“Well, say thirty-seven and a-half for four boxes, and I will take them. It is only two cents and a-half less than you ask for them.”

“Give me a fip, ma!—there comes the candy-man!” exclaimed a little fellow, pressing up to the side of the lady. “Quick, ma! Here, candy-man!” calling after an old man with a tin cylinder under his arm, that looked something like an ice-cream freezer. The lady drew out her purse, and searched among its contents for the small coin her child wanted.

“I havn’t any thing less than a levy,” she at length said.

“Oh, well, he can change it. Candy-man, you can change a levy?”

By this time the “candy-man” stood smiling beside the strawberry-woman. As he was counting out the fip’s worth of candy, the child spoke up in an earnest voice, and said —

“Get a levy’s worth, mother, do, wont you? Cousin Lu’s coming to see us to-morrow.”

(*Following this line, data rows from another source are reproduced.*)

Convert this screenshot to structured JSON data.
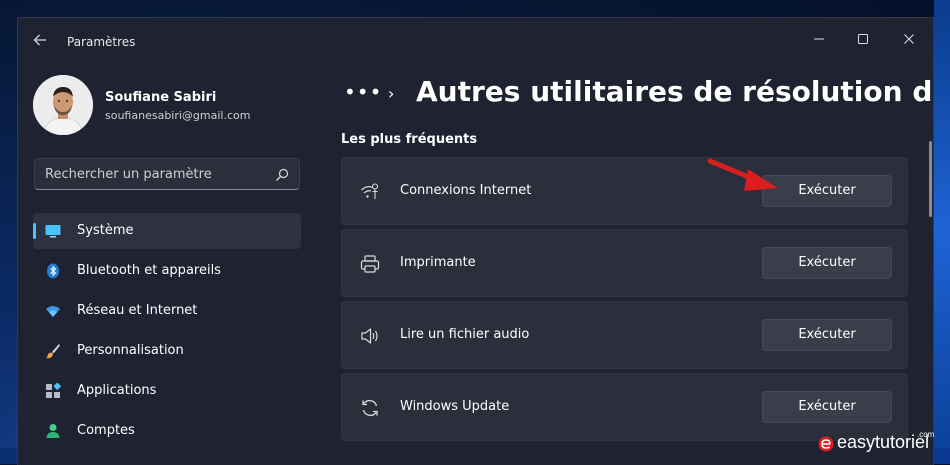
{
  "window": {
    "title": "Paramètres"
  },
  "user": {
    "name": "Soufiane Sabiri",
    "email": "soufianesabiri@gmail.com"
  },
  "search": {
    "placeholder": "Rechercher un paramètre"
  },
  "sidebar": {
    "items": [
      {
        "label": "Système",
        "icon": "monitor-icon",
        "active": true
      },
      {
        "label": "Bluetooth et appareils",
        "icon": "bluetooth-icon"
      },
      {
        "label": "Réseau et Internet",
        "icon": "wifi-icon"
      },
      {
        "label": "Personnalisation",
        "icon": "paintbrush-icon"
      },
      {
        "label": "Applications",
        "icon": "apps-icon"
      },
      {
        "label": "Comptes",
        "icon": "person-icon"
      }
    ]
  },
  "breadcrumb": {
    "dots": "•••",
    "chevron": "›"
  },
  "page": {
    "title": "Autres utilitaires de résolution des problè"
  },
  "section": {
    "title": "Les plus fréquents"
  },
  "troubleshooters": [
    {
      "label": "Connexions Internet",
      "icon": "wifi-settings-icon",
      "button": "Exécuter"
    },
    {
      "label": "Imprimante",
      "icon": "printer-icon",
      "button": "Exécuter"
    },
    {
      "label": "Lire un fichier audio",
      "icon": "speaker-icon",
      "button": "Exécuter"
    },
    {
      "label": "Windows Update",
      "icon": "sync-icon",
      "button": "Exécuter"
    }
  ],
  "watermark": {
    "text": "easytutoriel",
    "suffix": ".com"
  },
  "colors": {
    "accent": "#4cc2ff",
    "annotation_arrow": "#d81e1e",
    "window_bg": "#1f2331",
    "card_bg": "#2b2f3b"
  }
}
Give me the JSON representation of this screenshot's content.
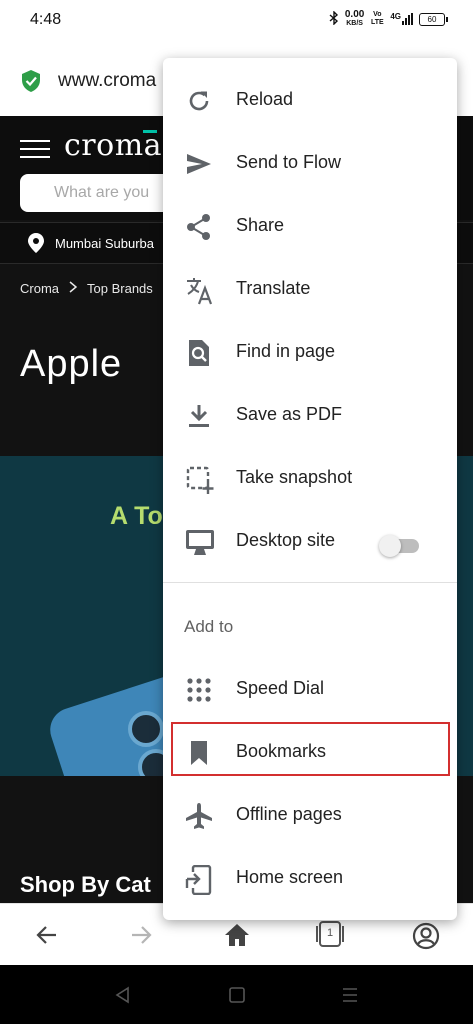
{
  "status_bar": {
    "time": "4:48",
    "net_speed": "0.00",
    "net_unit": "KB/S",
    "volte": "Vo LTE",
    "network": "4G",
    "battery": "60"
  },
  "url_bar": {
    "url": "www.croma"
  },
  "page": {
    "logo": "croma",
    "search_placeholder": "What are you",
    "location": "Mumbai Suburba",
    "breadcrumb": [
      "Croma",
      "Top Brands"
    ],
    "title": "Apple",
    "banner_headline": "A To",
    "section_title": "Shop By Cat"
  },
  "menu": {
    "items": [
      {
        "label": "Reload",
        "icon": "reload-icon"
      },
      {
        "label": "Send to Flow",
        "icon": "send-icon"
      },
      {
        "label": "Share",
        "icon": "share-icon"
      },
      {
        "label": "Translate",
        "icon": "translate-icon"
      },
      {
        "label": "Find in page",
        "icon": "find-in-page-icon"
      },
      {
        "label": "Save as PDF",
        "icon": "download-icon"
      },
      {
        "label": "Take snapshot",
        "icon": "snapshot-icon"
      },
      {
        "label": "Desktop site",
        "icon": "desktop-icon",
        "toggle": false
      }
    ],
    "add_to_label": "Add to",
    "add_to_items": [
      {
        "label": "Speed Dial",
        "icon": "speed-dial-icon"
      },
      {
        "label": "Bookmarks",
        "icon": "bookmark-icon",
        "highlighted": true
      },
      {
        "label": "Offline pages",
        "icon": "airplane-icon"
      },
      {
        "label": "Home screen",
        "icon": "home-screen-icon"
      }
    ]
  },
  "bottom_bar": {
    "tab_count": "1"
  },
  "colors": {
    "highlight_border": "#d32f2f",
    "menu_icon": "#5f6368",
    "secure_shield": "#2e9e48",
    "banner_bg": "#0f3843",
    "banner_headline": "#b6dc6e"
  }
}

“Let him have a levy’s worth, candy-man. He’s such a rogue I can’t resist him,” responded the mother. The candy was counted out, and the levy paid, when the man retired in his usual good humor.

“Shall I take these strawberries for thirty-seven and a-half cents?” said the lady, the smile fading from her face. “It is all I am willing to give.”

“If you wont pay any more, I mustn’t stand for two cents and a-half,” replied the woman, “although they would nearly buy a loaf of bread for the children,” she mentally added.

The four boxes were sold for the sum offered, and the woman lifted the tray upon her head, and moved on again. The sun shone out still hotter and hotter as the day advanced. Large beads of perspiration rolled from the throbbing temples of the strawberry-woman, as she passed wearily up one street and down another, crying her fruit at the top of her voice. At length all were sold but five boxes, and now it was past one o’clock. Long before this she ought to have been at home. Faint from over-exertion, she lifted her tray from her head, and placing it upon a door-step, sat down to rest. As she sat thus, a lady came up, and paused at the door of the house as if about to enter.